The motivation behind institutions to invest in cryptocurrencies, an asset class that is still in infancy, is clear. Apart from gold, cryptocurrencies are the only asset class that remains unaffected by the broader financial market.

Western Carolina University professors Lawrence Trautman and Taft Dorman support the concept, publishing a paper in July that stated:

“The short-term price fluctuations may make Bitcoin a better candidate for portfolio construction at the institutional level rather than the individual investor level.”

A recent paper released by The Economist, meanwhile, cited that Roubini claimed it is difficult to justify the value of cryptocurrencies due to their lack of use cases, criticizing their encouragement of speculation. The paper read:

“With few uses to anchor their value, and little in the way of regulation, cryptocurrencies have instead become a focus for speculation.”
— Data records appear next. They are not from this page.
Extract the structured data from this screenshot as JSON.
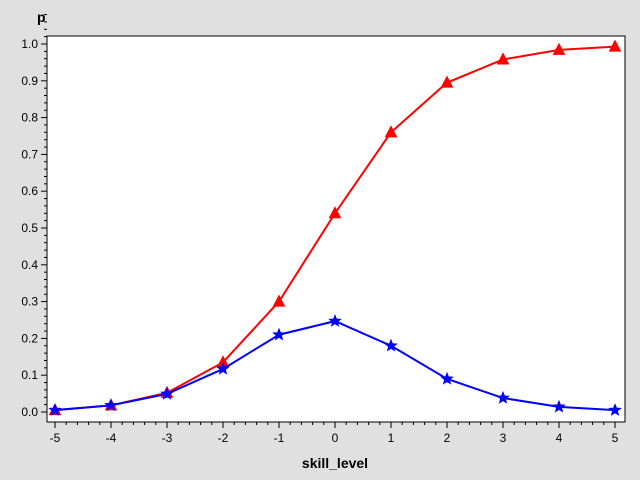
{
  "chart_data": {
    "type": "line",
    "title": "",
    "xlabel": "skill_level",
    "ylabel": "p",
    "xlim": [
      -5,
      5
    ],
    "ylim": [
      0,
      1
    ],
    "x_ticks": [
      "-5",
      "-4",
      "-3",
      "-2",
      "-1",
      "0",
      "1",
      "2",
      "3",
      "4",
      "5"
    ],
    "y_ticks": [
      "0.0",
      "0.1",
      "0.2",
      "0.3",
      "0.4",
      "0.5",
      "0.6",
      "0.7",
      "0.8",
      "0.9",
      "1.0"
    ],
    "grid": false,
    "legend": "none",
    "x": [
      -5,
      -4,
      -3,
      -2,
      -1,
      0,
      1,
      2,
      3,
      4,
      5
    ],
    "series": [
      {
        "color": "#ff0000",
        "marker": "triangle",
        "values": [
          0.005,
          0.018,
          0.052,
          0.135,
          0.3,
          0.54,
          0.76,
          0.895,
          0.958,
          0.984,
          0.993
        ]
      },
      {
        "color": "#0000ff",
        "marker": "star",
        "values": [
          0.005,
          0.018,
          0.049,
          0.117,
          0.21,
          0.247,
          0.18,
          0.09,
          0.038,
          0.014,
          0.005
        ]
      }
    ]
  }
}
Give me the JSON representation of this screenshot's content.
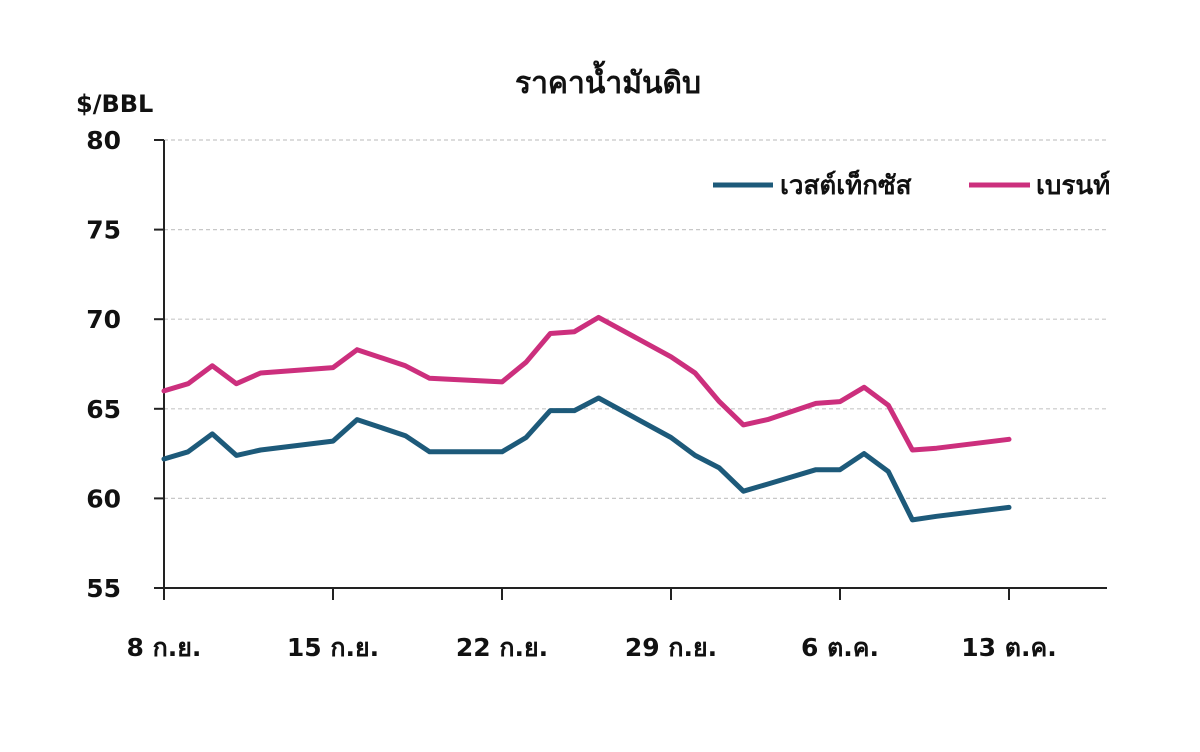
{
  "colors": {
    "west_texas": "#1d5a7a",
    "brent": "#cc2f7d"
  },
  "chart_data": {
    "type": "line",
    "title": "ราคาน้ำมันดิบ",
    "ylabel": "$/BBL",
    "xlabel": "",
    "ylim": [
      55,
      80
    ],
    "yticks": [
      55,
      60,
      65,
      70,
      75,
      80
    ],
    "xlim": [
      0,
      35
    ],
    "x_ticks": [
      {
        "x": 0,
        "label": "8 ก.ย."
      },
      {
        "x": 7,
        "label": "15 ก.ย."
      },
      {
        "x": 14,
        "label": "22 ก.ย."
      },
      {
        "x": 21,
        "label": "29 ก.ย."
      },
      {
        "x": 28,
        "label": "6 ต.ค."
      },
      {
        "x": 35,
        "label": "13 ต.ค."
      }
    ],
    "grid": true,
    "legend_position": "top-right",
    "series": [
      {
        "name": "เวสต์เท็กซัส",
        "color": "#1d5a7a",
        "x": [
          0,
          1,
          2,
          3,
          4,
          7,
          8,
          10,
          11,
          14,
          15,
          16,
          17,
          18,
          21,
          22,
          23,
          24,
          25,
          27,
          28,
          29,
          30,
          31,
          32,
          35
        ],
        "y": [
          62.2,
          62.6,
          63.6,
          62.4,
          62.7,
          63.2,
          64.4,
          63.5,
          62.6,
          62.6,
          63.4,
          64.9,
          64.9,
          65.6,
          63.4,
          62.4,
          61.7,
          60.4,
          60.8,
          61.6,
          61.6,
          62.5,
          61.5,
          58.8,
          59.0,
          59.5
        ]
      },
      {
        "name": "เบรนท์",
        "color": "#cc2f7d",
        "x": [
          0,
          1,
          2,
          3,
          4,
          7,
          8,
          10,
          11,
          14,
          15,
          16,
          17,
          18,
          21,
          22,
          23,
          24,
          25,
          27,
          28,
          29,
          30,
          31,
          32,
          35
        ],
        "y": [
          66.0,
          66.4,
          67.4,
          66.4,
          67.0,
          67.3,
          68.3,
          67.4,
          66.7,
          66.5,
          67.6,
          69.2,
          69.3,
          70.1,
          67.9,
          67.0,
          65.4,
          64.1,
          64.4,
          65.3,
          65.4,
          66.2,
          65.2,
          62.7,
          62.8,
          63.3
        ]
      }
    ]
  }
}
However, the paper dismisses speculation as a use case because an asset’s ability to hold and retain value is a use case of its own, as seen in gold. If gold’s secondary use case is its applicability in jewelry, for example, then Bitcoin or Ethereum’s secondary use case is their ability to process information in a decentralized manner, opening the ecosystem to decentralized applications (dApps) and systems.

Simply put, most criticisms against Bitcoin, Ethereum and other major public blockchains are around their price and value, specifically the recent correction of the cryptocurrency market. If price is the fundamental argument of these criticisms, then the same argument can no longer be made as the cryptocurrency market recovers in the mid-term.